The holiday season is well underway, and this year we find ourselves in a first in a lifetime situation with a global pandemic hitting full stride just as we are getting ready to deck the halls. As a parent, this time of year can already be emotional and challenging enough without dealing with a public health crisis.
The growing questions and concerns you as a parent might have are justifiable and demonstrate the struggles divorced families are going through during this unprecedented time. We hope this article helps prepare you for a less conflict-filled holiday while co-parenting during this crisis.
If you find yourself sharing parenting time during the pandemic, you’ve likely noticed things like scheduling and necessary communication have become even more challenging. Everything is more amplified with the virus looming over everyday activities.
You’re lucky if you and your ex are cordial and can manage parenting time respectfully. Many co-parenting situations are filled with distrust and even vindictiveness. It’s important to remember the children are the ones that suffer the most when their parents fight.
Many times parents don’t realize or forget how sensitive children can be. We would suggest being hyper-focused on their changing environments and keep them from as much conflict as possible. Seemingly small incidents can sometimes have large, long-last effects on your kids even if they’re in another room hearing only one side of an argument.
As adults, we all know there really shouldn’t be screaming matches and childish behavior. But sometimes, in the heat of an argument, we can lose our cool. If, in retrospect, you feel like you acted this way, try to calm yourself quickly and take it as a lesson for the next time. Remember that this type of behavior can only make the situation worse and teaches your children how to handle stress and conflict. Take every moment as a learning experience for both you and your child.

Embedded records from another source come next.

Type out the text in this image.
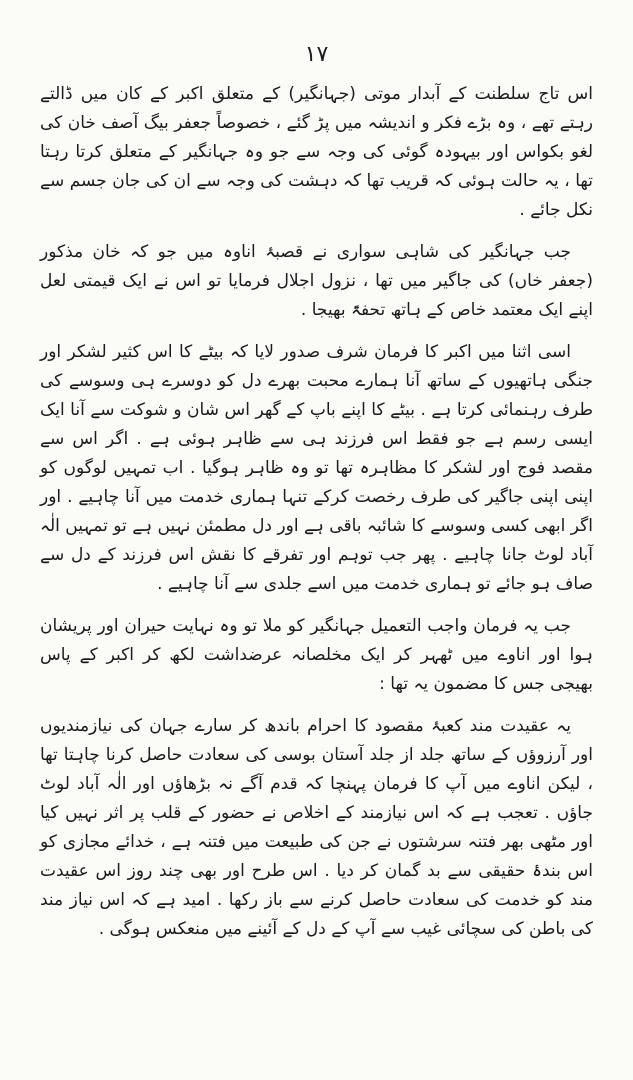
۱۷

اس تاج سلطنت کے آبدار موتی (جہانگیر) کے متعلق اکبر کے کان میں ڈالتے رہتے تھے ، وہ بڑے فکر و اندیشہ میں پڑ گئے ، خصوصاً جعفر بیگ آصف خان کی لغو بکواس اور بیہودہ گوئی کی وجہ سے جو وہ جہانگیر کے متعلق کرتا رہتا تھا ، یہ حالت ہوئی کہ قریب تھا کہ دہشت کی وجہ سے ان کی جان جسم سے نکل جائے .

جب جہانگیر کی شاہی سواری نے قصبۂ اناوہ میں جو کہ خان مذکور (جعفر خاں) کی جاگیر میں تھا ، نزول اجلال فرمایا تو اس نے ایک قیمتی لعل اپنے ایک معتمد خاص کے ہاتھ تحفۃً بھیجا .

اسی اثنا میں اکبر کا فرمان شرف صدور لایا کہ بیٹے کا اس کثیر لشکر اور جنگی ہاتھیوں کے ساتھ آنا ہمارے محبت بھرے دل کو دوسرے ہی وسوسے کی طرف رہنمائی کرتا ہے . بیٹے کا اپنے باپ کے گھر اس شان و شوکت سے آنا ایک ایسی رسم ہے جو فقط اس فرزند ہی سے ظاہر ہوئی ہے . اگر اس سے مقصد فوج اور لشکر کا مظاہرہ تھا تو وہ ظاہر ہوگیا . اب تمہیں لوگوں کو اپنی اپنی جاگیر کی طرف رخصت کرکے تنہا ہماری خدمت میں آنا چاہیے . اور اگر ابھی کسی وسوسے کا شائبہ باقی ہے اور دل مطمئن نہیں ہے تو تمہیں الٰہ آباد لوٹ جانا چاہیے . پھر جب توہم اور تفرقے کا نقش اس فرزند کے دل سے صاف ہو جائے تو ہماری خدمت میں اسے جلدی سے آنا چاہیے .

جب یہ فرمان واجب التعمیل جہانگیر کو ملا تو وہ نہایت حیران اور پریشان ہوا اور اناوے میں ٹھہر کر ایک مخلصانہ عرضداشت لکھ کر اکبر کے پاس بھیجی جس کا مضمون یہ تھا :

یہ عقیدت مند کعبۂ مقصود کا احرام باندھ کر سارے جہان کی نیازمندیوں اور آرزوؤں کے ساتھ جلد از جلد آستان بوسی کی سعادت حاصل کرنا چاہتا تھا ، لیکن اناوے میں آپ کا فرمان پہنچا کہ قدم آگے نہ بڑھاؤں اور الٰہ آباد لوٹ جاؤں . تعجب ہے کہ اس نیازمند کے اخلاص نے حضور کے قلب پر اثر نہیں کیا اور مٹھی بھر فتنہ سرشتوں نے جن کی طبیعت میں فتنہ ہے ، خدائے مجازی کو اس بندۂ حقیقی سے بد گمان کر دیا . اس طرح اور بھی چند روز اس عقیدت مند کو خدمت کی سعادت حاصل کرنے سے باز رکھا . امید ہے کہ اس نیاز مند کی باطن کی سچائی غیب سے آپ کے دل کے آئینے میں منعکس ہوگی .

Light arguing and disagreements are one thing, but if it becomes unproductive with name-calling and screaming, that is unhealthy for everyone involved.

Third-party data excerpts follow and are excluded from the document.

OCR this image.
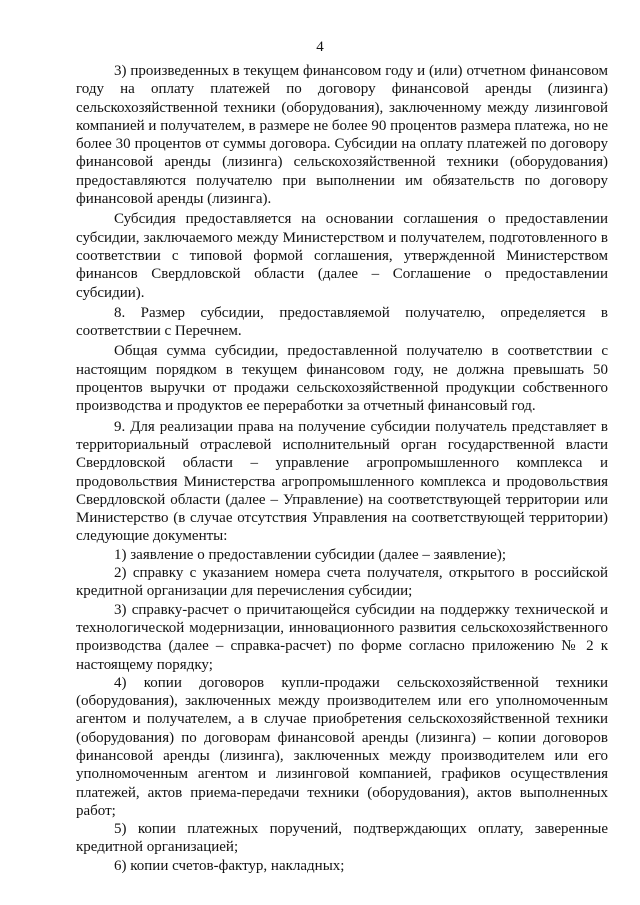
4

3) произведенных в текущем финансовом году и (или) отчетном финансовом году на оплату платежей по договору финансовой аренды (лизинга) сельскохозяйственной техники (оборудования), заключенному между лизинговой компанией и получателем, в размере не более 90 процентов размера платежа, но не более 30 процентов от суммы договора. Субсидии на оплату платежей по договору финансовой аренды (лизинга) сельскохозяйственной техники (оборудования) предоставляются получателю при выполнении им обязательств по договору финансовой аренды (лизинга).

Субсидия предоставляется на основании соглашения о предоставлении субсидии, заключаемого между Министерством и получателем, подготовленного в соответствии с типовой формой соглашения, утвержденной Министерством финансов Свердловской области (далее – Соглашение о предоставлении субсидии).

8. Размер субсидии, предоставляемой получателю, определяется в соответствии с Перечнем.

Общая сумма субсидии, предоставленной получателю в соответствии с настоящим порядком в текущем финансовом году, не должна превышать 50 процентов выручки от продажи сельскохозяйственной продукции собственного производства и продуктов ее переработки за отчетный финансовый год.

9. Для реализации права на получение субсидии получатель представляет в территориальный отраслевой исполнительный орган государственной власти Свердловской области – управление агропромышленного комплекса и продовольствия Министерства агропромышленного комплекса и продовольствия Свердловской области (далее – Управление) на соответствующей территории или Министерство (в случае отсутствия Управления на соответствующей территории) следующие документы:

1) заявление о предоставлении субсидии (далее – заявление);

2) справку с указанием номера счета получателя, открытого в российской кредитной организации для перечисления субсидии;

3) справку-расчет о причитающейся субсидии на поддержку технической и технологической модернизации, инновационного развития сельскохозяйственного производства (далее – справка-расчет) по форме согласно приложению № 2 к настоящему порядку;

4) копии договоров купли-продажи сельскохозяйственной техники (оборудования), заключенных между производителем или его уполномоченным агентом и получателем, а в случае приобретения сельскохозяйственной техники (оборудования) по договорам финансовой аренды (лизинга) – копии договоров финансовой аренды (лизинга), заключенных между производителем или его уполномоченным агентом и лизинговой компанией, графиков осуществления платежей, актов приема-передачи техники (оборудования), актов выполненных работ;

5) копии платежных поручений, подтверждающих оплату, заверенные кредитной организацией;

6) копии счетов-фактур, накладных;
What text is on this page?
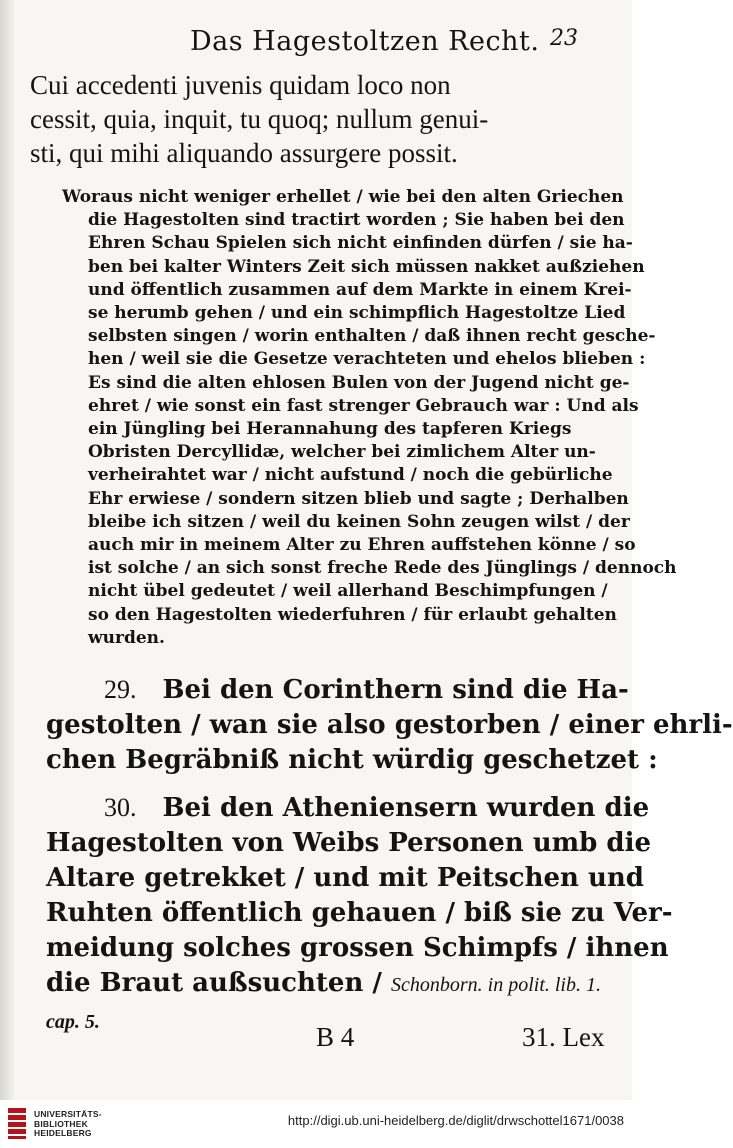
Das Hagestoltzen Recht. 23
Cui accedenti juvenis quidam loco non
cessit, quia, inquit, tu quoq; nullum genui-
sti, qui mihi aliquando assurgere possit.
Woraus nicht weniger erhellet / wie bei den alten Griechen
die Hagestolten sind tractirt worden ; Sie haben bei den
Ehren Schau Spielen sich nicht einfinden dürfen / sie ha-
ben bei kalter Winters Zeit sich müssen nakket außziehen
und öffentlich zusammen auf dem Markte in einem Krei-
se herumb gehen / und ein schimpflich Hagestoltze Lied
selbsten singen / worin enthalten / daß ihnen recht gesche-
hen / weil sie die Gesetze verachteten und ehelos blieben :
Es sind die alten ehlosen Bulen von der Jugend nicht ge-
ehret / wie sonst ein fast strenger Gebrauch war : Und als
ein Jüngling bei Herannahung des tapferen Kriegs
Obristen Dercyllidæ, welcher bei zimlichem Alter un-
verheirahtet war / nicht aufstund / noch die gebürliche
Ehr erwiese / sondern sitzen blieb und sagte ; Derhalben
bleibe ich sitzen / weil du keinen Sohn zeugen wilst / der
auch mir in meinem Alter zu Ehren auffstehen könne / so
ist solche / an sich sonst freche Rede des Jünglings / dennoch
nicht übel gedeutet / weil allerhand Beschimpfungen /
so den Hagestolten wiederfuhren / für erlaubt gehalten
wurden.
29. Bei den Corinthern sind die Ha-
gestolten / wan sie also gestorben / einer ehrli-
chen Begräbniß nicht würdig geschetzet :
30. Bei den Atheniensern wurden die
Hagestolten von Weibs Personen umb die
Altare getrekket / und mit Peitschen und
Ruhten öffentlich gehauen / biß sie zu Ver-
meidung solches grossen Schimpfs / ihnen
die Braut außsuchten / Schonborn. in polit. lib. 1.
cap. 5.	B 4	31. Lex
UNIVERSITÄTS-
BIBLIOTHEK
HEIDELBERG
http://digi.ub.uni-heidelberg.de/diglit/drwschottel1671/0038
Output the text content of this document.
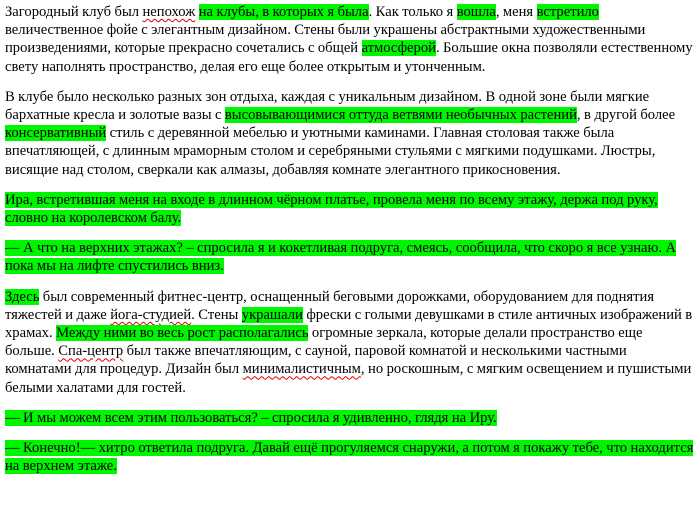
Загородный клуб был непохож на клубы, в которых я была. Как только я вошла, меня встретило величественное фойе с элегантным дизайном. Стены были украшены абстрактными художественными произведениями, которые прекрасно сочетались с общей атмосферой. Большие окна позволяли естественному свету наполнять пространство, делая его еще более открытым и утонченным.

В клубе было несколько разных зон отдыха, каждая с уникальным дизайном. В одной зоне были мягкие бархатные кресла и золотые вазы с высовывающимися оттуда ветвями необычных растений, в другой более консервативный стиль с деревянной мебелью и уютными каминами. Главная столовая также была впечатляющей, с длинным мраморным столом и серебряными стульями с мягкими подушками. Люстры, висящие над столом, сверкали как алмазы, добавляя комнате элегантного прикосновения.

Ира, встретившая меня на входе в длинном чёрном платье, провела меня по всему этажу, держа под руку, словно на королевском балу.

— А что на верхних этажах? – спросила я и кокетливая подруга, смеясь, сообщила, что скоро я все узнаю. А пока мы на лифте спустились вниз.

Здесь был современный фитнес-центр, оснащенный беговыми дорожками, оборудованием для поднятия тяжестей и даже йога-студией. Стены украшали фрески с голыми девушками в стиле античных изображений в храмах. Между ними во весь рост располагались огромные зеркала, которые делали пространство еще больше. Спа-центр был также впечатляющим, с сауной, паровой комнатой и несколькими частными комнатами для процедур. Дизайн был минималистичным, но роскошным, с мягким освещением и пушистыми белыми халатами для гостей.

— И мы можем всем этим пользоваться? – спросила я удивленно, глядя на Иру.

— Конечно!— хитро ответила подруга. Давай ещё прогуляемся снаружи, а потом я покажу тебе, что находится на верхнем этаже.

With COVID peaking again this season, a challenging custody situation can become even more difficult. Some parents are asking firms like ours how they can position the pandemic to keep their children with them and safe over the holidays.
We know that parents will go to any length to ensure their children’s safety, but sometimes what seems like the right choice for your kids isn’t necessarily the lawful one.
Parents thinking of doing anything that violates the terms of their custody agreement should contact their attorney before taking any action. It is best to ensure everyone is playing by the rules.
Most attorneys tell their clients to follow their court order but, if need, find ways to be flexible and reasonable with each other. If you can work together for temporary COVID-related custody agreement changes, you will save time, money, and stress. This discipline is easier said than done, especially if you can’t come to terms. Disagreements on the best course of action are possible and sometimes likely, but today’s rash action will likely have consequences tomorrow.
During COVID, each parent must realize that their parenting habits will significantly affect each other’s households more than they did pre-pandemic. Because children are silent “super-spreaders” (no signs of sickness, but lots of possible contact), they can bring viruses back and forth to each parent’s home without anyone knowing.
If either household has grandparents or other at-risk people in or around one’s home, even more precautions are needed. Parents also shouldn’t underplay the typical cough or runny nose during this time. While some parents might not like to hear it, keeping children longer in one place, keeping them more isolated, and testing them can help reduce the risk for both families.
Now is not the time to be reactionary on your children’s custody plan. Talk with your ex before anyone has had any exposure. Then put a plan in place that you can both agree upon if someone is exposed or diagnosed. It is best to get this plan in writing, and your lawyer can help you with that, but the essential part is to have an open discussion and try to come to terms that are best for your kids. Be sure to define who will take or keep your children. How long they will have them for quarantine if needed. And what conditions must be met from both sides to allow the kids to travel between homes once again.
Both Colorado and California have clear guidelines in place for quarantining once a person has been exposed or diagnosed and how long they should wait to leave quarantine once a negative COVID test result is reported.
Depending on the location around the country, stats tell us over 80% of custody issues are settled without a judge. This is good news since months of closed courts have built quite a backlog. The point here is that unless you have an emergency, asking courts to make a quick decision for the holidays is unrealistic.
Parents need to figure out how to manage on their own. Of course, if one parent is blatantly breaking the rules of their custody agreement, the other parent may be forced to contact the court, if for nothing else, to have the call on record. Without having this type of activity recorded, it’s hard to defend your actions or inactions once you get back in front of the courts and any opposing counsel.
Try to find ways to play nice and keep your children from conflict as much as possible. Make sure they’re enjoying their youth during this holiday season. They will remember this pandemic in their way as they age, and you play a primary part in ensuring they will remember the 2020 holiday warmly.